Aims/hypothesis Rapamycin, part of the immunosuppressive regimen of the Edmonton protocol, has been shown to inhibit vascular endothelial growth factor (VEGF) production and VEGF-mediated survival signalling in tumour cell lines. This study investigates the survival-promoting activities of VEGF in human islets and the effects of rapamycin on islet viability. Materials and methods Levels of VEGF and its receptors in isolated human islets and whole pancreas was determined by western blotting and immunostaining. Islet viability following VEGF or immunosuppressive drug treatment was determined using a 3-(4,5-dimethylthiazol-2-yl)-2,5-diphenyltetrazolium bromide (MTT) assay. Islet VEGF release was measured by ELISA. Mouse islets infected with an adenovirus expressing the gene for VEGF were transplanted syngeneically into streptozotocin-induced diabetic mice, with blood glucose levels measured three times per week.
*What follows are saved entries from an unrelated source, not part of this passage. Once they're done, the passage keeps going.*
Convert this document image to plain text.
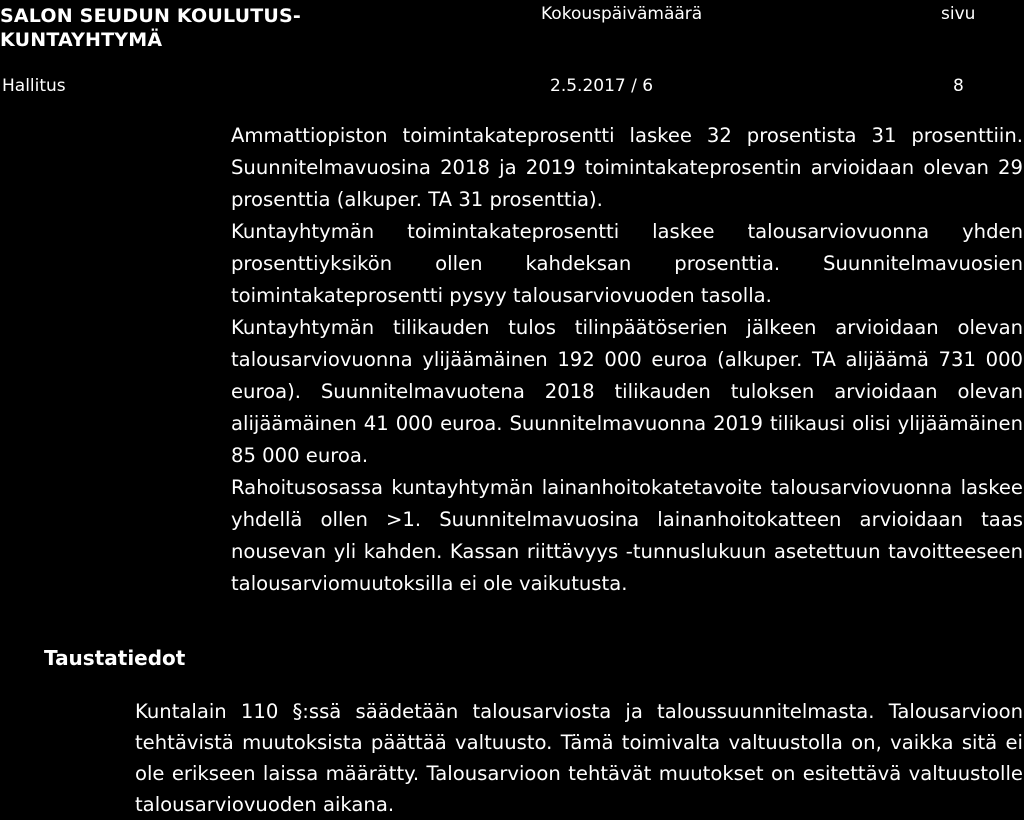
SALON SEUDUN KOULUTUS-
KUNTAYHTYMÄ
Kokouspäivämäärä	sivu
Hallitus	2.5.2017 / 6	8
Ammattiopiston toimintakateprosentti laskee 32 prosentista 31 prosenttiin. Suunnitelmavuosina 2018 ja 2019 toimintakateprosentin arvioidaan olevan 29 prosenttia (alkuper. TA 31 prosenttia).
Kuntayhtymän toimintakateprosentti laskee talousarviovuonna yhden prosenttiyksikön ollen kahdeksan prosenttia. Suunnitelmavuosien toimintakateprosentti pysyy talousarviovuoden tasolla.
Kuntayhtymän tilikauden tulos tilinpäätöserien jälkeen arvioidaan olevan talousarviovuonna ylijäämäinen 192 000 euroa (alkuper. TA alijäämä 731 000 euroa). Suunnitelmavuotena 2018 tilikauden tuloksen arvioidaan olevan alijäämäinen 41 000 euroa. Suunnitelmavuonna 2019 tilikausi olisi ylijäämäinen 85 000 euroa.
Rahoitusosassa kuntayhtymän lainanhoitokatetavoite talousarviovuonna laskee yhdellä ollen >1. Suunnitelmavuosina lainanhoitokatteen arvioidaan taas nousevan yli kahden. Kassan riittävyys -tunnuslukuun asetettuun tavoitteeseen talousarviomuutoksilla ei ole vaikutusta.
Taustatiedot
Kuntalain 110 §:ssä säädetään talousarviosta ja taloussuunnitelmasta. Talousarvioon tehtävistä muutoksista päättää valtuusto. Tämä toimivalta valtuustolla on, vaikka sitä ei ole erikseen laissa määrätty. Talousarvioon tehtävät muutokset on esitettävä valtuustolle talousarviovuoden aikana.
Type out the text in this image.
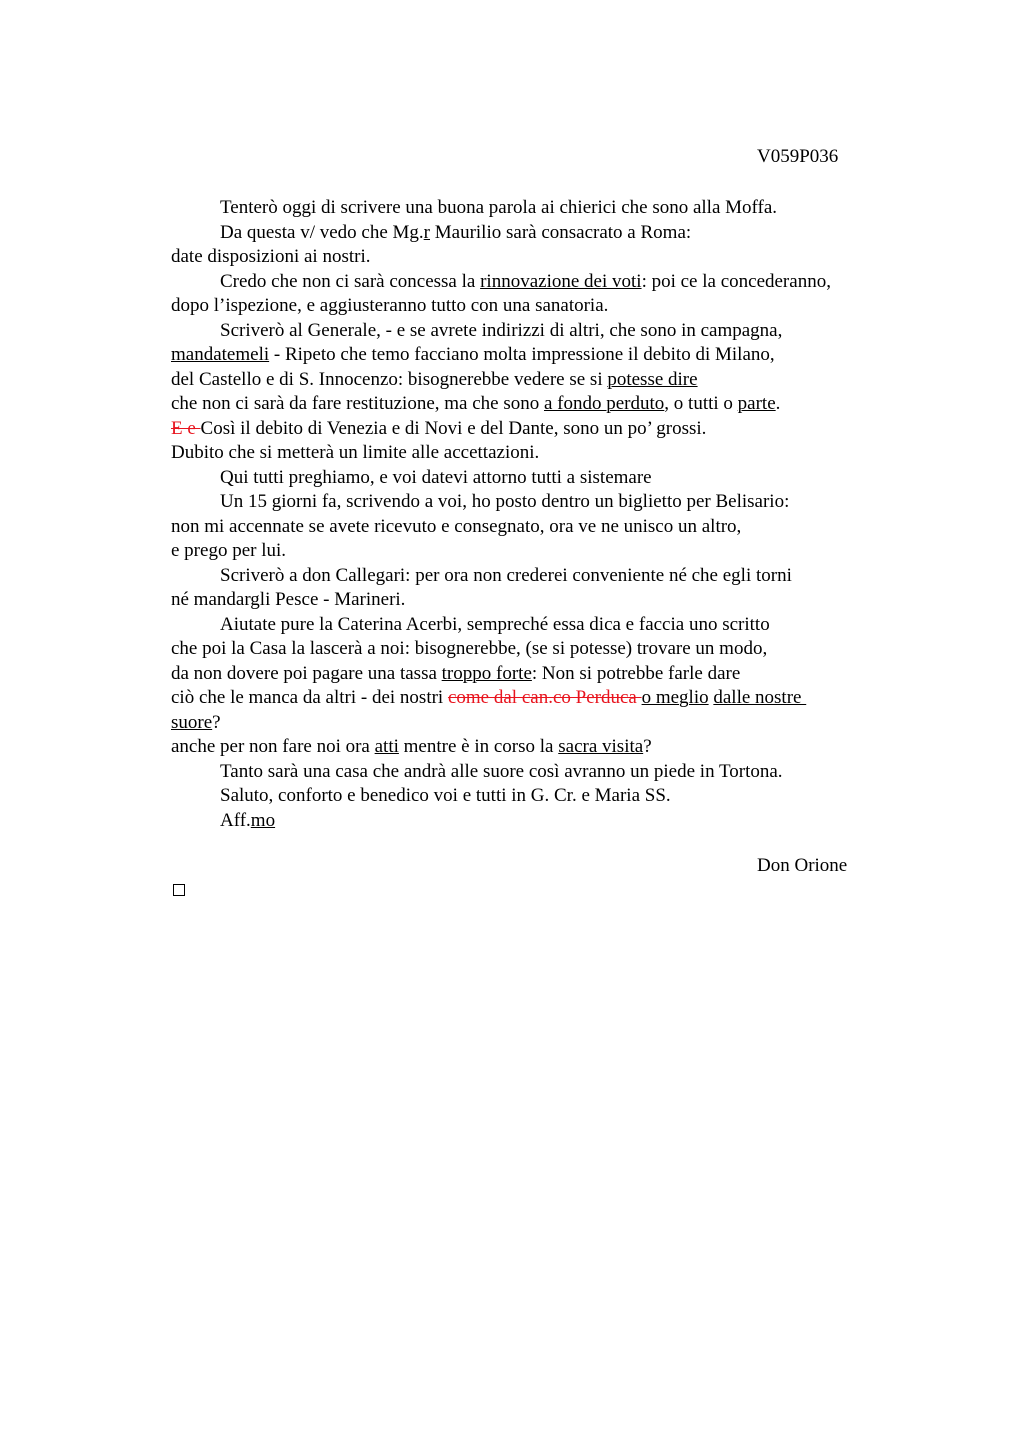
V059P036
Tenterò oggi di scrivere una buona parola ai chierici che sono alla Moffa.
Da questa v/ vedo che Mg.r Maurilio sarà consacrato a Roma:
date disposizioni ai nostri.
Credo che non ci sarà concessa la rinnovazione dei voti: poi ce la concederanno,
dopo l’ispezione, e aggiusteranno tutto con una sanatoria.
Scriverò al Generale, - e se avrete indirizzi di altri, che sono in campagna,
mandatemeli - Ripeto che temo facciano molta impressione il debito di Milano,
del Castello e di S. Innocenzo: bisognerebbe vedere se si potesse dire
che non ci sarà da fare restituzione, ma che sono a fondo perduto, o tutti o parte.
E e Così il debito di Venezia e di Novi e del Dante, sono un po’ grossi.
Dubito che si metterà un limite alle accettazioni.
Qui tutti preghiamo, e voi datevi attorno tutti a sistemare
Un 15 giorni fa, scrivendo a voi, ho posto dentro un biglietto per Belisario:
non mi accennate se avete ricevuto e consegnato, ora ve ne unisco un altro,
e prego per lui.
Scriverò a don Callegari: per ora non crederei conveniente né che egli torni
né mandargli Pesce - Marineri.
Aiutate pure la Caterina Acerbi, sempreché essa dica e faccia uno scritto
che poi la Casa la lascerà a noi: bisognerebbe, (se si potesse) trovare un modo,
da non dovere poi pagare una tassa troppo forte: Non si potrebbe farle dare
ciò che le manca da altri - dei nostri come dal can.co Perduca o meglio dalle nostre
suore?
anche per non fare noi ora atti mentre è in corso la sacra visita?
Tanto sarà una casa che andrà alle suore così avranno un piede in Tortona.
Saluto, conforto e benedico voi e tutti in G. Cr. e Maria SS.
Aff.mo
Don Orione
Results Isolated human islets produced multiple isoforms of VEGF and VEGF receptors 1, 2 and 3 and the coreceptor neuropilin 1. Exogenous VEGF (10 ng/ml) prevented human islet death induced by serum starvation, which suggests that VEGF can act as a survival factor for human islets. Transplantation of mouse islets infected with a VEGF-expressing adenovirus in a syngeneic model, improved glycaemic control at day 1 post-transplantation (p < 0.05). Rapamycin at 10 and 100 ng/ml significantly reduced islet VEGF release (by 37 ± 4% and 43 ± 6%, respectively; p < 0.05) and at 100 ng/ml reduced islet viability (by 36 ± 9%) and insulin release (by 47 ± 7%, all vs vehicle-treated controls; p < 0.05). Tacrolimus had no effect on islet VEGF release or viability. Conclusions/interpretation Our data suggest that rapamycin may have deleterious effects on islet survival post-transplantation, both through a direct effect on islet viability and indirectly through blockade of VEGF-mediated revascularisation.